Rosalie’s face shadowed. And now she did not even have her mother. Her poor unhappy mother had finally succumbed to chronic lung disease in the chill grip of last winter. With her death Rosalie had lost the council flat and lost the disability and carer’s benefits she and her mother had lived on. But she had, she knew, gained her freedom.
Grieve though she did for her mother, she knew that finally, at twenty-six, she could belatedly start to make a life of her own. Make something of herself. Get qualifications, the ability to better herself, and escape from the poverty trap and the bleak, unlovely streets of her rundown part of the East End.
She sighed once more, scouring away at the filthy floor, feeling the small of her back aching. She’d been cleaning since eight in the morning, and now it was gone four. It would be another good hour’s work on the kitchen before she could lock up, hand the key in to the agency, then get back to her poky bedsit and her crucial, all-important studies.
She’d signed up for online classes in accountancy, and getting those vital qualifications was her exit route out of poverty. To pay for them, and to pay for her dump of a bedsit and to keep body and soul together while she studied, she did cleaning work all day—however exhausting.
With a jerky movement she got to her feet, tipping the dirty water down the sink and setting it to refill, pouring in fresh bleach. She fetched the mop to clean the rest of the floor, then frowned suddenly, turning off the water as she hefted the full bucket.
What was that she’d heard?
The sound came again and she realised what it was. The doorbell was ringing.
Still frowning, and wary, for this low-rent house was not in the most salubrious area, she went into the entrance hall, setting down her bucket and opening the door cautiously. The view out to the nondescript street was almost completely blocked by the tall, male figure standing there.
Rosalie’s eyes widened totally as impressions tumbled through her head. Tall, dark hair, incredible eyes and face...
Who on earth...?
She gulped sil
ently, her gaze fastened on him helplessly. Then, abruptly, the man was speaking.
‘I’m looking for Rosalie Jones,’ he said, and his voice was deep and clipped and curt, with an accent she could not identify and had no time to think about.
Rosalie stared, still fixated on the overwhelming visual impact the man standing there was having on her. Then she realised what he’d just said.

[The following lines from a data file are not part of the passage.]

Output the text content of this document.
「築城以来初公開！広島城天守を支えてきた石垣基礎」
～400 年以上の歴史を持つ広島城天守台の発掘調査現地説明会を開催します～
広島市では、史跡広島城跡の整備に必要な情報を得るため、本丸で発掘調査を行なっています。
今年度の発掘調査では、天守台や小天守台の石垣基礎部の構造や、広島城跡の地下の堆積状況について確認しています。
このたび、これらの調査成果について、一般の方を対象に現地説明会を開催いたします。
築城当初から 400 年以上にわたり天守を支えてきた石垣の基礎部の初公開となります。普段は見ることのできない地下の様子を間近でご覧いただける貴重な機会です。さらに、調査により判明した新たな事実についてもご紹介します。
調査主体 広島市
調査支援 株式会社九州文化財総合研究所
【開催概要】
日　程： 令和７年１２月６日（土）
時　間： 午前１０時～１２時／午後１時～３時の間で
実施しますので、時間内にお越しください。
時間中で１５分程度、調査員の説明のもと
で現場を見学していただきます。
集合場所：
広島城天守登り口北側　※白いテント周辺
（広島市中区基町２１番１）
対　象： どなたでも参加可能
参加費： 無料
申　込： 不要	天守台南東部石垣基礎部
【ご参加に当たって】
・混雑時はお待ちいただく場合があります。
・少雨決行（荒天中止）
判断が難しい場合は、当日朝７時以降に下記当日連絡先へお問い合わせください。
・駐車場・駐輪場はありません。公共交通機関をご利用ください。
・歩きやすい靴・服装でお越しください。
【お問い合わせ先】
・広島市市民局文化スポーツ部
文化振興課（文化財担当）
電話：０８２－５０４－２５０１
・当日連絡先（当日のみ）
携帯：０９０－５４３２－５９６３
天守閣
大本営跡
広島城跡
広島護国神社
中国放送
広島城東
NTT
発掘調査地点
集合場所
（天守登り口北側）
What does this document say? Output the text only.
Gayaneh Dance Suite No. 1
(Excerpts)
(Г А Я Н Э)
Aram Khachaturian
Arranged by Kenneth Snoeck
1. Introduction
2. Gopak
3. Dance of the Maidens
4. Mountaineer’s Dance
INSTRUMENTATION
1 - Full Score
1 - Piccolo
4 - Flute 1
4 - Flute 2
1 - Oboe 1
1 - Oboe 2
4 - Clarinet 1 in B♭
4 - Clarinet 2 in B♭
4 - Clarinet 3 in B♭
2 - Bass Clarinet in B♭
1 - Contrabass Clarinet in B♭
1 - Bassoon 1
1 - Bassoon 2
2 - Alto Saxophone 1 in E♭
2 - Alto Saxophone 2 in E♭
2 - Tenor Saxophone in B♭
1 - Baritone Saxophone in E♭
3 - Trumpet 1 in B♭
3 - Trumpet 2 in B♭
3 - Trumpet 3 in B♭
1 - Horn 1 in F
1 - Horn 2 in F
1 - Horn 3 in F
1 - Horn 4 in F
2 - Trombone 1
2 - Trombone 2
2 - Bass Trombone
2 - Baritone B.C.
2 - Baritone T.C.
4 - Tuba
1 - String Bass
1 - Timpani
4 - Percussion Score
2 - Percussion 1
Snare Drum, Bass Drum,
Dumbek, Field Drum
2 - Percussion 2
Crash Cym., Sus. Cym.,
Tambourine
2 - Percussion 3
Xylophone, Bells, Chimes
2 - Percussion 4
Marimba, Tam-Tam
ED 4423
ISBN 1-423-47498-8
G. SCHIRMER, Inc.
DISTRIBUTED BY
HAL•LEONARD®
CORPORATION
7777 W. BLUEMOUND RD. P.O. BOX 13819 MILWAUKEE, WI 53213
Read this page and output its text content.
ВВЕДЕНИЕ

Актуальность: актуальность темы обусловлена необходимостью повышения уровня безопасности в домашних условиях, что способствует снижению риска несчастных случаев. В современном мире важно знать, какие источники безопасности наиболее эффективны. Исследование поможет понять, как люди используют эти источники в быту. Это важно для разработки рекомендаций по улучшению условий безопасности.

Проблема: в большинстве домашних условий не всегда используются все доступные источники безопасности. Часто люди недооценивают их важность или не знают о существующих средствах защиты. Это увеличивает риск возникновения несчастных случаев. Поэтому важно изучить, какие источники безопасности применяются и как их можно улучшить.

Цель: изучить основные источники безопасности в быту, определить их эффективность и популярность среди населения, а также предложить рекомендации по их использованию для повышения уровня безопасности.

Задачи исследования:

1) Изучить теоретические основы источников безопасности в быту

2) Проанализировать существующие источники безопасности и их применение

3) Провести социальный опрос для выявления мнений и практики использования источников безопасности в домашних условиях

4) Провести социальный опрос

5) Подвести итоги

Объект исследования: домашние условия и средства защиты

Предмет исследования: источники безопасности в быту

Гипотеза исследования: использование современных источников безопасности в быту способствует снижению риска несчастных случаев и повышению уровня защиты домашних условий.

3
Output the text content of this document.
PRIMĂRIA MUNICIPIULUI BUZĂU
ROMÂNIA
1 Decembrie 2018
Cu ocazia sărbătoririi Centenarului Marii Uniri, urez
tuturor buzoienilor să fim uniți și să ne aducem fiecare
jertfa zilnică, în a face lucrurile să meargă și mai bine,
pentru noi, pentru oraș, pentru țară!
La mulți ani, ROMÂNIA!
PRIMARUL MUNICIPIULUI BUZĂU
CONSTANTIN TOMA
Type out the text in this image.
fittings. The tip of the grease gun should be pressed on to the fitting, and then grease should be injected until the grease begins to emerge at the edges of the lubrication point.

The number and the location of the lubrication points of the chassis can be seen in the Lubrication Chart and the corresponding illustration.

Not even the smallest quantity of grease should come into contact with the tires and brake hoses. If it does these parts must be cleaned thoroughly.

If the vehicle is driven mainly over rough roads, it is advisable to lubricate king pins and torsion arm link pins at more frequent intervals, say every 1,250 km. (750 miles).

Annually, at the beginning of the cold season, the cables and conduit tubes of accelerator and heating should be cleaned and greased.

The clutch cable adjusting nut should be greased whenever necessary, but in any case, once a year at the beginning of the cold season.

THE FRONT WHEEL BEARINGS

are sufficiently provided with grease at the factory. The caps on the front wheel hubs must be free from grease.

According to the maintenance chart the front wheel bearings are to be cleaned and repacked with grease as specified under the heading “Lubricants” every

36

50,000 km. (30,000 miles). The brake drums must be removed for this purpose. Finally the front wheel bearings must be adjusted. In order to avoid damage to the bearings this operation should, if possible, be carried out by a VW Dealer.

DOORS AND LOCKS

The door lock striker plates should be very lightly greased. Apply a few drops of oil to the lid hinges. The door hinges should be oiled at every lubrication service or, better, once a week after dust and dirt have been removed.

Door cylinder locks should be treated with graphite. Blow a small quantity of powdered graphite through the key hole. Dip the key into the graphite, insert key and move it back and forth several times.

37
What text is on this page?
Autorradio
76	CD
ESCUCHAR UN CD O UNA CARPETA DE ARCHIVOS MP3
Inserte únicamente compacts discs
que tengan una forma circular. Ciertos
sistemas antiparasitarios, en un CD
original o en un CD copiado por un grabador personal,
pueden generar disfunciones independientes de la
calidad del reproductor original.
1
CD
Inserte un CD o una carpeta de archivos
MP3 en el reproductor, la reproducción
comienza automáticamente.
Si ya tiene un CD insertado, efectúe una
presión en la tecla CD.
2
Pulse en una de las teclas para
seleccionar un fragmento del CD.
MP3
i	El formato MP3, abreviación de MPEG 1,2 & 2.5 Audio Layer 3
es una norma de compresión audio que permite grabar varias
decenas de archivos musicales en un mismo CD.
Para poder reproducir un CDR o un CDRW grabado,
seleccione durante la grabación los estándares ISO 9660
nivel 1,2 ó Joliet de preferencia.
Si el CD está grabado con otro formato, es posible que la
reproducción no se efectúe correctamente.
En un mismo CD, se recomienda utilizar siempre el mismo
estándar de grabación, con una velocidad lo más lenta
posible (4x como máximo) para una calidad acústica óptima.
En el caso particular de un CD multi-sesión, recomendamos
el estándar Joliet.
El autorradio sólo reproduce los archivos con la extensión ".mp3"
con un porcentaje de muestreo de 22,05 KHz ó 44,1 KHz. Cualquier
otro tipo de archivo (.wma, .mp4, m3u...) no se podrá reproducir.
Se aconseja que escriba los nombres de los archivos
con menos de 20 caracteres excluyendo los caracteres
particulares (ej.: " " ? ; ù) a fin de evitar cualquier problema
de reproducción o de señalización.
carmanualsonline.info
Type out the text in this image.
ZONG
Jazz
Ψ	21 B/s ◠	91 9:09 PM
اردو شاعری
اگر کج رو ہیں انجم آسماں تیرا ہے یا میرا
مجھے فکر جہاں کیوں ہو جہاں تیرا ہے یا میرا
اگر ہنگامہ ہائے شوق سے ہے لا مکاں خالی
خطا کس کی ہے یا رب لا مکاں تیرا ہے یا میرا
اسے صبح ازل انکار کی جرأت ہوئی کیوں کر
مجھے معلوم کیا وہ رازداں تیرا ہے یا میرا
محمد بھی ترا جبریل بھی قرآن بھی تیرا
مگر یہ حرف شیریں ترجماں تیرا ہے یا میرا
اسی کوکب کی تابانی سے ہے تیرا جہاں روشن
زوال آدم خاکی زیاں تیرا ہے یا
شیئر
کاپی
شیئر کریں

‘Who wants to know?’ she asked sharply.
Apprehension spiked in her. No one who looked like the man standing there could possibly have the slightest business being in a rundown area like this! Everything about him was wrong here.
It wasn’t his foreignness—that was commonplace in London. She gave a silent gulp. It was that air of being from a different world altogether—smooth, urbane, cosmopolitan, sophisticated. A world of luxury and wealth...
The flash suit, the silk tie, the polished shoes, the gold pin on his tie...all wrong for this part of London...
And most of all it was wrong—totally wrong—that a man like that should be asking for her...
His expression had tightened, as if he wasn’t used to being challenged in any way.
‘I need to talk to her.’ His reply ignored her demand. He merely sounded impatient at her delaying tactic. ‘Is she here?’
Rosalie’s grip on the door tightened. ‘I’m Rosalie Jones,’ she said. She spoke reluctantly, and was about to repeat her question as to who wanted to know, but the expression on the man’s face had changed.
‘You?’ he said.
There was total disbelief in his voice.
The dark eyes skewered hers. ‘You are Rosalie Jones?’ His mouth tightened to a thin line. ‘Impossible,’ he said.
For a moment he just stared at her, that look of disbelief still upon his ludicrously good-looking face, and Rosalie found herself going ramrod stiff at the way he was looking at her. Because there was more than just disbelief in his face... There was something that suddenly made her burningly conscious of the way she was looking. Of what he was seeing.